Alles in allem: Die angesprochenen Argumente mögen für die einzelne Kanzlei noch so richtig und wichtig sein, im „Kampf um die Talente“ sind sie wegen ihrer Omnipräsenz zur Differenzierung vom Wettbewerb kaum geeignet. Bei der Formulierung der „Great-place-to-work“-Botschaft haben die Kanzleien noch einiges zu tun, um auf die Fragen „Wie sind wir als Arbeitgeber?“ und „Wofür stehen wir?“ tiefgründigere Antworten zu geben als die erwartbaren Hinweise auf Selbstverständlichkeiten wie beispielsweise Internationalität, Teamarbeit oder gute Aus- und Weiterbildung.
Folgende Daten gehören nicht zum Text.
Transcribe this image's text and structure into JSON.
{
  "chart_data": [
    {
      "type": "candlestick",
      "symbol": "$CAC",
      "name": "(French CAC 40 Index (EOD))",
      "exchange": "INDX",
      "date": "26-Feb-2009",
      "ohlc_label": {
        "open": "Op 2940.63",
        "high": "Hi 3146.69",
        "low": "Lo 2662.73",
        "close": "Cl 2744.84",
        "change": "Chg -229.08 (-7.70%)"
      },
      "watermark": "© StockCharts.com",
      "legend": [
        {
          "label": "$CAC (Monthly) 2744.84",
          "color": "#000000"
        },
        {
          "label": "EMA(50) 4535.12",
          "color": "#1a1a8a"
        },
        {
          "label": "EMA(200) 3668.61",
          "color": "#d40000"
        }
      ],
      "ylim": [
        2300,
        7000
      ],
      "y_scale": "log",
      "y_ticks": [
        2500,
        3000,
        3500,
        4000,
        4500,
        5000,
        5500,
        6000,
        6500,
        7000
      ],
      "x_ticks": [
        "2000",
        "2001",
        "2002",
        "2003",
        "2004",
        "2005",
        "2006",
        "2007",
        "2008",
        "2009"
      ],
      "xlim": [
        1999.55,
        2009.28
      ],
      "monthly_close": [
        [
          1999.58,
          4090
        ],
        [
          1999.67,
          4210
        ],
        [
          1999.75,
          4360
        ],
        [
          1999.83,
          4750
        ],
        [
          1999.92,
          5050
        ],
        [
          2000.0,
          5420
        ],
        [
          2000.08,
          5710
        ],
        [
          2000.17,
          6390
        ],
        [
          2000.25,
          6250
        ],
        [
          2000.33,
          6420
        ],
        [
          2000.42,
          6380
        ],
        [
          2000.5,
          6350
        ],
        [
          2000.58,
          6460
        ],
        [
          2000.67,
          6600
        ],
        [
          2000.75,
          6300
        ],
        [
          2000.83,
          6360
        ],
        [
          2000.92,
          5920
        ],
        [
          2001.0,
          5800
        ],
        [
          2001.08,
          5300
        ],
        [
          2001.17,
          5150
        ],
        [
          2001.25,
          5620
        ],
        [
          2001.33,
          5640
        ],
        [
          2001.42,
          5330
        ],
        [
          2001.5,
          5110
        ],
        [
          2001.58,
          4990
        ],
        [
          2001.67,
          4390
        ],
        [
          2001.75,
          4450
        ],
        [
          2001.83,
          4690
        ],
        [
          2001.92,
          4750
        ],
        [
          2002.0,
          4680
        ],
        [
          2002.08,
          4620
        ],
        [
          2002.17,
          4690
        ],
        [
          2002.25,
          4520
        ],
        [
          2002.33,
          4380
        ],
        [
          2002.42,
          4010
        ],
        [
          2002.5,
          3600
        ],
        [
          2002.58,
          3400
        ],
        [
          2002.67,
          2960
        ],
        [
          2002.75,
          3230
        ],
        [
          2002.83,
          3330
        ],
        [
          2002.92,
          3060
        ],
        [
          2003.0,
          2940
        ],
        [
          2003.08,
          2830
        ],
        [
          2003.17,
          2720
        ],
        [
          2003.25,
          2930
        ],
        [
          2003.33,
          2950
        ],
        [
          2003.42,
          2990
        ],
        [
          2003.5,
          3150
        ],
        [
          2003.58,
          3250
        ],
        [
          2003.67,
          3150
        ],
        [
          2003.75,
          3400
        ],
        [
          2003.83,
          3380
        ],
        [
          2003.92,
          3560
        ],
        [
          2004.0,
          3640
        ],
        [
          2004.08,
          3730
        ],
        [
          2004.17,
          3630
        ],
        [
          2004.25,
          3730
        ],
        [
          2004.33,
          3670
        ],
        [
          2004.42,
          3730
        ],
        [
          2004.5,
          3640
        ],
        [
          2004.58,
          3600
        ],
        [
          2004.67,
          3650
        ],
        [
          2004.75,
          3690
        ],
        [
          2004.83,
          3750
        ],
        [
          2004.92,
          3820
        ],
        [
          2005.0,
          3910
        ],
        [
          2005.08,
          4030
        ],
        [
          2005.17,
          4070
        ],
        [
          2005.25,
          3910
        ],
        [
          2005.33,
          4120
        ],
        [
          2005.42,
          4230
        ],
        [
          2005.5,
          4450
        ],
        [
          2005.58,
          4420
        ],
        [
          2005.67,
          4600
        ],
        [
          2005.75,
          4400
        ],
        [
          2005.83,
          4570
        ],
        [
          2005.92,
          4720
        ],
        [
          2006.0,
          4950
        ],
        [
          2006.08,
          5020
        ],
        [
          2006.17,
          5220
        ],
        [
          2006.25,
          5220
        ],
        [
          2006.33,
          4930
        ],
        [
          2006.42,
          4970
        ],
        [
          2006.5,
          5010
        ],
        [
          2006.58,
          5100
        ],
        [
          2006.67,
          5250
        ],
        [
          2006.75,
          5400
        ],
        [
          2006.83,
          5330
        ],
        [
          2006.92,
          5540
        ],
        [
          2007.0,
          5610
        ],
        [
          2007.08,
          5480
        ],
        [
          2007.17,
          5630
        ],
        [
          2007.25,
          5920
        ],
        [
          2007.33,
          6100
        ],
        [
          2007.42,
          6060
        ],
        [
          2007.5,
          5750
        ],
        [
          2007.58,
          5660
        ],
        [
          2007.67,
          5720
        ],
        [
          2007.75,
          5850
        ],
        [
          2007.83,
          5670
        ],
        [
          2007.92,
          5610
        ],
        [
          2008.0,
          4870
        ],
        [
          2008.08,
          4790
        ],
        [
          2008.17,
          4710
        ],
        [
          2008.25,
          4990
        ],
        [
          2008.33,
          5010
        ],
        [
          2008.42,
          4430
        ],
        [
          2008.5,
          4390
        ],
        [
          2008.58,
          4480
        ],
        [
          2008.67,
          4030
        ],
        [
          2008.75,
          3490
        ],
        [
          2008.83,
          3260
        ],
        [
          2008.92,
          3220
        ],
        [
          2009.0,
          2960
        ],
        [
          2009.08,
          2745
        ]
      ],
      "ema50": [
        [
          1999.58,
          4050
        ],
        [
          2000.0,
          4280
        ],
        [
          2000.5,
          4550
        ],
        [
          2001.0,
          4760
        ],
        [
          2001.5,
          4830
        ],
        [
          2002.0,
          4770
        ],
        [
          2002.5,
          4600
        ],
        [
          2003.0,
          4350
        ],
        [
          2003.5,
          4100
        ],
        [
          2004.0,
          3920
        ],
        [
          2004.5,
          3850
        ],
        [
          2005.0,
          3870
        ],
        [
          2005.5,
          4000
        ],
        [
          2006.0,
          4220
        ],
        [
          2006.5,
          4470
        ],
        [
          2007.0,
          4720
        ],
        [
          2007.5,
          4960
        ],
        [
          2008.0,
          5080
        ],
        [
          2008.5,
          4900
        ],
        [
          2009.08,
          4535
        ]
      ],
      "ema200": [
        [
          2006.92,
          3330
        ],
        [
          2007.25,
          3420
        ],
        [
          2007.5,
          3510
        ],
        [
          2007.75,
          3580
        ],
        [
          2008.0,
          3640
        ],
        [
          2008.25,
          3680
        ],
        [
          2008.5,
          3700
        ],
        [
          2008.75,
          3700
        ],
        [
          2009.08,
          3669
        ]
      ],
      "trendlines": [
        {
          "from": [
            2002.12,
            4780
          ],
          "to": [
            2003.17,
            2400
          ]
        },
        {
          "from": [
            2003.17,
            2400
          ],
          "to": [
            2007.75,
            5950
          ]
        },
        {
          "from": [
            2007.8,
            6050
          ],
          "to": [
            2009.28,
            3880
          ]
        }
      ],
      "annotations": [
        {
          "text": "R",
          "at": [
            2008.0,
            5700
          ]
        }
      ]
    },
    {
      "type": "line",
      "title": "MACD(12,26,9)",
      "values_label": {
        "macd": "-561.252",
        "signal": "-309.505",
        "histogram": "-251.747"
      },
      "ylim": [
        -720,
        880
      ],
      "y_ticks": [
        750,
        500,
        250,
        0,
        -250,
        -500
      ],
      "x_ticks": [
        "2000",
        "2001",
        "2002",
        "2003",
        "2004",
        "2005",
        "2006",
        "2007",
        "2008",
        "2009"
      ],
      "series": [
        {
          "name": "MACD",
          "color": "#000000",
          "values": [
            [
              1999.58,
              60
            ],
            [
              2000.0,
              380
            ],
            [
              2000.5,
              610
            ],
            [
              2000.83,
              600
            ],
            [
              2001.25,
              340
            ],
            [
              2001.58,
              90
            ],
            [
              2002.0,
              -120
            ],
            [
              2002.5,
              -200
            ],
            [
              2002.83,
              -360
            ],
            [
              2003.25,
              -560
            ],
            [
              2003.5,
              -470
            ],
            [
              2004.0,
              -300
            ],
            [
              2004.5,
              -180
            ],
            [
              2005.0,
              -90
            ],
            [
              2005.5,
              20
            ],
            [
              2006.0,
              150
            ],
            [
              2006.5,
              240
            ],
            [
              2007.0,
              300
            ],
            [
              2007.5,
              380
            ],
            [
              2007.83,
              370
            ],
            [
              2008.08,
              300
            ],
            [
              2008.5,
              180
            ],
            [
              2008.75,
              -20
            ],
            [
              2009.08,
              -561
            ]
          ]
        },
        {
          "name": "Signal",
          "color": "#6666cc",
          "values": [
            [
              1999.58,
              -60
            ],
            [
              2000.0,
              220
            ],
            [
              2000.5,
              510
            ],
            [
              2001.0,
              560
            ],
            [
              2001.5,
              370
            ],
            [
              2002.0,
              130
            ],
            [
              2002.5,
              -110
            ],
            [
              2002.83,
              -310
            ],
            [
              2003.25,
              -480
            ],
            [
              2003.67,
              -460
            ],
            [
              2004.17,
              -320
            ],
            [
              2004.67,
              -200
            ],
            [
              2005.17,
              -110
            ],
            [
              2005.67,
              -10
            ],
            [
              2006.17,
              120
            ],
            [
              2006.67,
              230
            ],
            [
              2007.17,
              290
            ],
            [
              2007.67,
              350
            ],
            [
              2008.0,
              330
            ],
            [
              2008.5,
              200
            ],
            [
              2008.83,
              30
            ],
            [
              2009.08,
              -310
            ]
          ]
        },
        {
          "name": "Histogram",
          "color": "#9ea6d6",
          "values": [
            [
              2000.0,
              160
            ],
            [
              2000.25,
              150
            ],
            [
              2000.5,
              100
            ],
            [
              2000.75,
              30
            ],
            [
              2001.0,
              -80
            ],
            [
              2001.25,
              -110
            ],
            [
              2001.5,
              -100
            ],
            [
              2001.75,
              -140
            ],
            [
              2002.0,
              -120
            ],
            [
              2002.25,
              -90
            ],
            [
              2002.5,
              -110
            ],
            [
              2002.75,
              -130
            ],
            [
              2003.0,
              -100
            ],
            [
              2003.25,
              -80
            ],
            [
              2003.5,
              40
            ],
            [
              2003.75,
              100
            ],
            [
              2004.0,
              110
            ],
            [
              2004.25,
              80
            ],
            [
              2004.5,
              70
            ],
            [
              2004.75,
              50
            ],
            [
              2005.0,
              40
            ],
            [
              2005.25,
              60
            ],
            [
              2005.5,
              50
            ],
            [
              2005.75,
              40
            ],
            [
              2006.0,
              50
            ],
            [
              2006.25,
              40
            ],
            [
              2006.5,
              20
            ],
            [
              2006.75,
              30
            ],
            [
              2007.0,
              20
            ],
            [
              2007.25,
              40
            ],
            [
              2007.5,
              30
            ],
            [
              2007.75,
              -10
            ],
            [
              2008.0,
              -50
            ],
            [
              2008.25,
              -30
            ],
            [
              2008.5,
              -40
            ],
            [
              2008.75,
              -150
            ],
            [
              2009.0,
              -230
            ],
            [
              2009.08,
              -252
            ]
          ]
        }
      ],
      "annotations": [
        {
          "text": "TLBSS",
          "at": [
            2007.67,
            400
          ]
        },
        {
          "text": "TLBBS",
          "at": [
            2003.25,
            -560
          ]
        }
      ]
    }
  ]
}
Indizien wie „modern eingerichtete Arbeitsplätze, Büros in zentralster Innenstadtlage“ (wobei man sich fragt, wie etwas noch zentraler als zentral sein kann) oder die „Kanzlei-Laufgruppe und das Kanzlei-Fußballteam“, die „für sportlichen Ausgleich“ sorgen, tragen zur Lösung dieses Problems leider nichts bei, sondern sorgen doch eher für ein mildes Lächeln.

Addendum

Die Luther Rechtsanwaltsgesellschaft hat 2012 einen mehrstufigen Prozess durchlaufen, um ihre „Employer Value Proposition” zu erarbeiten. In ihrem Artikel „Raus aus der Gleichförmigkeit” – mit Blick auf Vorstehendes ein passender, programmatischer Titel – für die Zeitschrift personalmagazin erläutern Torsten Schneider, Director Human Resources bei Luther, und Michael Eger, Promerit Management Consulting AG, wie sie vorgegangen sind. Dabei zeigen sie nicht zuletzt, wie Kanzleien Alleinstellungsmerkmale erarbeiten können.